Background: Pulse pressure variation (PPV) is an accepted measure of intravascular filling. It can now be estimated automatically. However, there is limited knowledge of the epidemiology and associations of such estimates in cardiac surgery patients.
Methods: We conducted a pilot prospective observational study of the epidemiology and associations of automatically estimated PPV in 30 cardiac surgery patients admitted to the intensive care unit of a tertiary hospital. The study was conducted in June and July 2010. We collected automated monitor-estimated PPV values every 15 minutes during mandatory ventilation in patients after cardiac surgery. We simultaneously collected data on all relevant haemodynamic values, hourly fluid balance, tidal volume (V(T)) and peak airway pressure. We made a total of 205 measurements on 30 patients. A PPV value ≥ 13% was selected as defining a likely fluid responsiveness (FR) state. Clinicians were not informed of the study.

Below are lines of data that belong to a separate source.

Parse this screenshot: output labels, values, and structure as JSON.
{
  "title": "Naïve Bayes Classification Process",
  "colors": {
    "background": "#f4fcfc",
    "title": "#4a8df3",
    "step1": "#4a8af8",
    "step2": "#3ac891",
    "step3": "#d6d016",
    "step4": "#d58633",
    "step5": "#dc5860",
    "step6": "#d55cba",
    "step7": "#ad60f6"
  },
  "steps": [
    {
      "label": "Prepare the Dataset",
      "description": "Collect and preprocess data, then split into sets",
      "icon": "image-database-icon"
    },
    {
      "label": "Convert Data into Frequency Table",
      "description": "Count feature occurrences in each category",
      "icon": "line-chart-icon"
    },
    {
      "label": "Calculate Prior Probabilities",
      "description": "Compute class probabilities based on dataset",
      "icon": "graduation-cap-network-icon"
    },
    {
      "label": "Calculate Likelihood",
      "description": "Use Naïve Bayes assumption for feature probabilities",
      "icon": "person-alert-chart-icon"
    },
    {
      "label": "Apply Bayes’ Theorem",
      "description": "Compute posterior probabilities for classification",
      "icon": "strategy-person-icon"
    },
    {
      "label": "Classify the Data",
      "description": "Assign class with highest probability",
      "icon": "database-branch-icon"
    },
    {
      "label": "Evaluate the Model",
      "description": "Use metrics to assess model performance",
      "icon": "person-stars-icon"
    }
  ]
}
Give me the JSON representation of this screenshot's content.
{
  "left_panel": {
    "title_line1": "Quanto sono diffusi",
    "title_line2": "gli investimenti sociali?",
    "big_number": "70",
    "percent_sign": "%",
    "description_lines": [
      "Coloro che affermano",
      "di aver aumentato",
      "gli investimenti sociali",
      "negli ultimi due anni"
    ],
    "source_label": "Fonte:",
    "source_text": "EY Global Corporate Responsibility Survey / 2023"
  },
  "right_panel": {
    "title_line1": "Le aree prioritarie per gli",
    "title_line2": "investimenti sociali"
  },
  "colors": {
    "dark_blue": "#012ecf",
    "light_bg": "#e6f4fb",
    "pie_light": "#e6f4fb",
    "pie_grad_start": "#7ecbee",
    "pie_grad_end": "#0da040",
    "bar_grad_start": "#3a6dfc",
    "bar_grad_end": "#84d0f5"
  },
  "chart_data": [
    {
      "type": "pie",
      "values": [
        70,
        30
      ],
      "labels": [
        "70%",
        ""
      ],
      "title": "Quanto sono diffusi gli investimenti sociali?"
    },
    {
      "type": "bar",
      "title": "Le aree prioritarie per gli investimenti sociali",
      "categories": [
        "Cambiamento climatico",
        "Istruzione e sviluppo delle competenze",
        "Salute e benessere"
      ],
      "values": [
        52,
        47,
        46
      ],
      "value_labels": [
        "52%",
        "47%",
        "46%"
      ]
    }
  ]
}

Results: PPV values ≥ 13% were present in 38% of measurements, and the average duration of this physiological state was 38 minutes per patient. Higher PPV values correlated with negative fluid balance (P < 0.001), lower mean pulmonary arterial pressure (P = 0.018), lower cardiac index (P = 0.013), higher peak airway pressure (P < 0.001) and higher V(T) (P < 0.001).
Conclusions: In a tertiary ICU, among patients who had recently had cardiac surgery, automated PPV values in the likely FR range were present in over a third of measurements. Correlations with other haemodynamic and ventilation values were logical and expected.